Private practice veterinarians can either work in a large or small facility, an animal hospital, an animal shelter, or they can own their own practice. Salaries vary based on the criteria above, and believe it or not, gender of the veterinarian. Starting salaries generally begin at an average of $49,000 with men making more than women when first entering the workforce. As time goes on and education, accreditation and certification are achieved, studies show that men continue to average more annually than women, making upwards of 34% more per year.

Plus, recent studies show that public and corporate veterinarians make more than private practice veterinarians, average between $110,000 and $170,000 per year, while private practice veterinarians average $91,000 per year. Still, it’s important to keep in mind that these numbers are based on large practices, and some private practice veterinarians who own their own practice, work alone or without a full staff will make more annually. Also, the gap between male and female salaries isn’t showing an increase year to year. Unfortunately, the gap isn’t decreasing either.

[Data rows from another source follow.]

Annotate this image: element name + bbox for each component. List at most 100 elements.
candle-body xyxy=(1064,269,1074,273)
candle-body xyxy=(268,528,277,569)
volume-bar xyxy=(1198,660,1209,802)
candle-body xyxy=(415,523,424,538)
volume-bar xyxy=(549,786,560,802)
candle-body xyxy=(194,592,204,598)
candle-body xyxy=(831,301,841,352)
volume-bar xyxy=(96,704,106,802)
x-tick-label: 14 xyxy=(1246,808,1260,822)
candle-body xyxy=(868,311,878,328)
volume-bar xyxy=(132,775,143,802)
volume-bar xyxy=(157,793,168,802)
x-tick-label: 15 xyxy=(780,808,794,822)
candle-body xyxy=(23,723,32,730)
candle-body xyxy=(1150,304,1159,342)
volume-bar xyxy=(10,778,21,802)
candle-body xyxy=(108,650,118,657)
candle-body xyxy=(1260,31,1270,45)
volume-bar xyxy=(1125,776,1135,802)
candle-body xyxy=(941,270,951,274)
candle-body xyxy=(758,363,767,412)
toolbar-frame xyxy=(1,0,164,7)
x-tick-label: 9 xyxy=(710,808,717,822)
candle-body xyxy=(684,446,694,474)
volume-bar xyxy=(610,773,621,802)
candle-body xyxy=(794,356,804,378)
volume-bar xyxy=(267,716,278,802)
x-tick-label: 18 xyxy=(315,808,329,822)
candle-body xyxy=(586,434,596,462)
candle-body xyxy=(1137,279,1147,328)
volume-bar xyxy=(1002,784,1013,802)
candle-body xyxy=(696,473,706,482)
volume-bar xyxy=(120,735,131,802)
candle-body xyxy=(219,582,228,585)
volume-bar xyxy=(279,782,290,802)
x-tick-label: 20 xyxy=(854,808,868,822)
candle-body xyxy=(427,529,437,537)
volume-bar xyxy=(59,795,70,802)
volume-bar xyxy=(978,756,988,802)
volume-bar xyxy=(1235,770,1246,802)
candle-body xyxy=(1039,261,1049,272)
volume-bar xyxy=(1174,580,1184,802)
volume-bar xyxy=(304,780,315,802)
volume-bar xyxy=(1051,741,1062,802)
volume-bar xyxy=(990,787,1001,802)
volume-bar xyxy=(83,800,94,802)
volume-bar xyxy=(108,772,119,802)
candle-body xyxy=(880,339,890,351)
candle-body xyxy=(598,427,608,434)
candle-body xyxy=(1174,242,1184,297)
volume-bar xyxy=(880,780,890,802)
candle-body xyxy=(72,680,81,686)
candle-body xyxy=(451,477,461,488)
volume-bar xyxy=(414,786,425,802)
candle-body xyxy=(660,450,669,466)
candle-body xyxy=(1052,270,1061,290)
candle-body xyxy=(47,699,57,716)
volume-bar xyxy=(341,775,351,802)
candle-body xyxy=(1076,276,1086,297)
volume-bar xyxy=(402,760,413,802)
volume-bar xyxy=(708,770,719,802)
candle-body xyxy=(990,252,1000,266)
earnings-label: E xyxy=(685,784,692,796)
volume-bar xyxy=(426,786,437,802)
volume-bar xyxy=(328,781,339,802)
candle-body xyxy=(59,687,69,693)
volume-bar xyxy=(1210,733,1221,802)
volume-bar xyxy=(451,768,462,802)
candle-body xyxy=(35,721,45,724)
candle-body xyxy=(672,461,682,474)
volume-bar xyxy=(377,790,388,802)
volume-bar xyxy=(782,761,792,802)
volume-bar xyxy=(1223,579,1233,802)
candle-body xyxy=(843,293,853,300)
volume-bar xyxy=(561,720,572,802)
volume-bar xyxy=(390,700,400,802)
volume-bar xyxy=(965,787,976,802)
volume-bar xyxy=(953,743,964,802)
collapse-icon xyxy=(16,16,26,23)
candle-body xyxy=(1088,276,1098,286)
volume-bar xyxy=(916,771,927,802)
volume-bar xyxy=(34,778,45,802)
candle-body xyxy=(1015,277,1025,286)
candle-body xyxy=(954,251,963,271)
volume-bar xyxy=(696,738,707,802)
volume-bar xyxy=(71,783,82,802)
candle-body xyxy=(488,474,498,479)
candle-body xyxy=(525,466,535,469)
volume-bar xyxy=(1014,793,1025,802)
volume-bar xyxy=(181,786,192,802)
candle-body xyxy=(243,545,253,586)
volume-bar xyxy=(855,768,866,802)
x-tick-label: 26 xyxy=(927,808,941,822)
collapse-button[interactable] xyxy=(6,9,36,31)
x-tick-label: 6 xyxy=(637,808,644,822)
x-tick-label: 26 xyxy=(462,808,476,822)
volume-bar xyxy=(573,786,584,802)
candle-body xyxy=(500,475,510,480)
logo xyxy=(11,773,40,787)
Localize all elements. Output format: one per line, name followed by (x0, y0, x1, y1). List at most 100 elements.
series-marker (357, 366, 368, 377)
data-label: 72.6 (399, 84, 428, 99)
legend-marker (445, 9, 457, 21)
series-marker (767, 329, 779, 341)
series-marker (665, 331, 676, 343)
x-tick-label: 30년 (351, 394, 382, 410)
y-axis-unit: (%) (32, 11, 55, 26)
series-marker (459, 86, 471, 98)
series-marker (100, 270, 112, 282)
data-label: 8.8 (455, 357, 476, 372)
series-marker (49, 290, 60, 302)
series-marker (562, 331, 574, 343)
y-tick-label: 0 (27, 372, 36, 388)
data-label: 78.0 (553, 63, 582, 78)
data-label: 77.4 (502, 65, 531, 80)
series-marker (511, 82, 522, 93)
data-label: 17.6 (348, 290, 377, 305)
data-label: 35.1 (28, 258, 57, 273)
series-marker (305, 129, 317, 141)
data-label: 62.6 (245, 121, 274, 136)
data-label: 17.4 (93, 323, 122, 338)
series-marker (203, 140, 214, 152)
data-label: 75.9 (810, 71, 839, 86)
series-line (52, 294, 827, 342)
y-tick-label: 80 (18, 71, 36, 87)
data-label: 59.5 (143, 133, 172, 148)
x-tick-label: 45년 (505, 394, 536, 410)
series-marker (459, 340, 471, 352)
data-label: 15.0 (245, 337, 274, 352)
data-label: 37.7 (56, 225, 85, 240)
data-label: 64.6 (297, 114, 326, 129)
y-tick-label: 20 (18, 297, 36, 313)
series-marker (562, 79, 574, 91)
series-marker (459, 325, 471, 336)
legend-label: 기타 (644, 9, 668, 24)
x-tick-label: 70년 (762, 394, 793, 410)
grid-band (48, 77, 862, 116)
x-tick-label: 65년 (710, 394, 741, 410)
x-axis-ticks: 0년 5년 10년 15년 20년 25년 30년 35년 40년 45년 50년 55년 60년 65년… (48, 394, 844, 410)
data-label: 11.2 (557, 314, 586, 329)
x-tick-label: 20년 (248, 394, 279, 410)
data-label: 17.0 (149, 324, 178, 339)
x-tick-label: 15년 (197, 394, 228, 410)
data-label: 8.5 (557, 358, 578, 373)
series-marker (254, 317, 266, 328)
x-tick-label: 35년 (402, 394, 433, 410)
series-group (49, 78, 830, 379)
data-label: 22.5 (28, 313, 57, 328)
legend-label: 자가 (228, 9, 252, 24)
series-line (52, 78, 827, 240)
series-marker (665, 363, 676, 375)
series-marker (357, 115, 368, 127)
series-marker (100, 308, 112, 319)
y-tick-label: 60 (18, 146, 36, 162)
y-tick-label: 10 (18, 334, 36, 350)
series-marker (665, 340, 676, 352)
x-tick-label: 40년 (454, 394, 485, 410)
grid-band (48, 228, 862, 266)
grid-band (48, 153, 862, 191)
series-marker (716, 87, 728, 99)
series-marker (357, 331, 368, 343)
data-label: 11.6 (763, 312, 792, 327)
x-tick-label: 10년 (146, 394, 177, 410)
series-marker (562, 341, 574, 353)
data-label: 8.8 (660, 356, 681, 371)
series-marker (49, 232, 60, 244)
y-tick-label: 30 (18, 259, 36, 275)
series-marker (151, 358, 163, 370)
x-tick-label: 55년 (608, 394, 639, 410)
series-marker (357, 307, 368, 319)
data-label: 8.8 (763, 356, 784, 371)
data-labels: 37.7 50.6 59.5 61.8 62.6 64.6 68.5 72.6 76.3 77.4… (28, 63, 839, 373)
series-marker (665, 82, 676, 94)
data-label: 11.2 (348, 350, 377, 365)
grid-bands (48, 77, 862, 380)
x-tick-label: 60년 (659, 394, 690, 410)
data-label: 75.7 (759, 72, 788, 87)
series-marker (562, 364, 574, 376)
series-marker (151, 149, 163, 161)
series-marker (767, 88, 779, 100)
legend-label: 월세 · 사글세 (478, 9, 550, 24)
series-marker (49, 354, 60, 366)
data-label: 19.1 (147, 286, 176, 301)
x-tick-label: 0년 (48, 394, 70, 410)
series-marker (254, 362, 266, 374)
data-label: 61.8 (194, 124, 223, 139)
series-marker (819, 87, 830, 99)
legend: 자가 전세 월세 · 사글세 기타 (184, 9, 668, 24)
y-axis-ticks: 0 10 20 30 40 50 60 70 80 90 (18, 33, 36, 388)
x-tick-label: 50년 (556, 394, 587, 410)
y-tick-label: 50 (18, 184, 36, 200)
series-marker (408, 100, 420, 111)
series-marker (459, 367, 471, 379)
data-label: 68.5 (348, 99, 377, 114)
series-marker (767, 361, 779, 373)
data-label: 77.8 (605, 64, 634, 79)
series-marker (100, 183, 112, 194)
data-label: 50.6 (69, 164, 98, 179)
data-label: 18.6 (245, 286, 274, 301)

Still, it’s important to know that the majority of graduates of veterinary medicine from 2007 to 2009 were women, which could translate into better pay for all women veterinarians. The number of hours worked from 2007-2009 declined to an average of 48.5 hours per week compared to 1987-1989’s weekly average of 53 hours per week.

The chart above shows the differences in salary for private practice veterinarians and public/corporation veterinarians from 2003 to 2009. Private practice vets earn less than their public/corporation vets each year due to things such as experience, location and whether the veterinarian is salaried or in private practice.

The median salary for small animal exclusive veterinarians who do not own their own practice, ranges from $70,000 to $91,000 annually. If one does own their practice, they can earn a median salary between $55,000 to $151,000 annually, depending on his/her experience and type of practice owned. In 2008, the mean salary for new graduates was $48,328 and new small animal veterinarians made $59,057 on average.

In a separate study, the U.S. Bureau of Labor Statistics found that the median income of veterinarians is $66,590 per year, and the average salary for those working for the federal government is $78,769 per year at starting salary.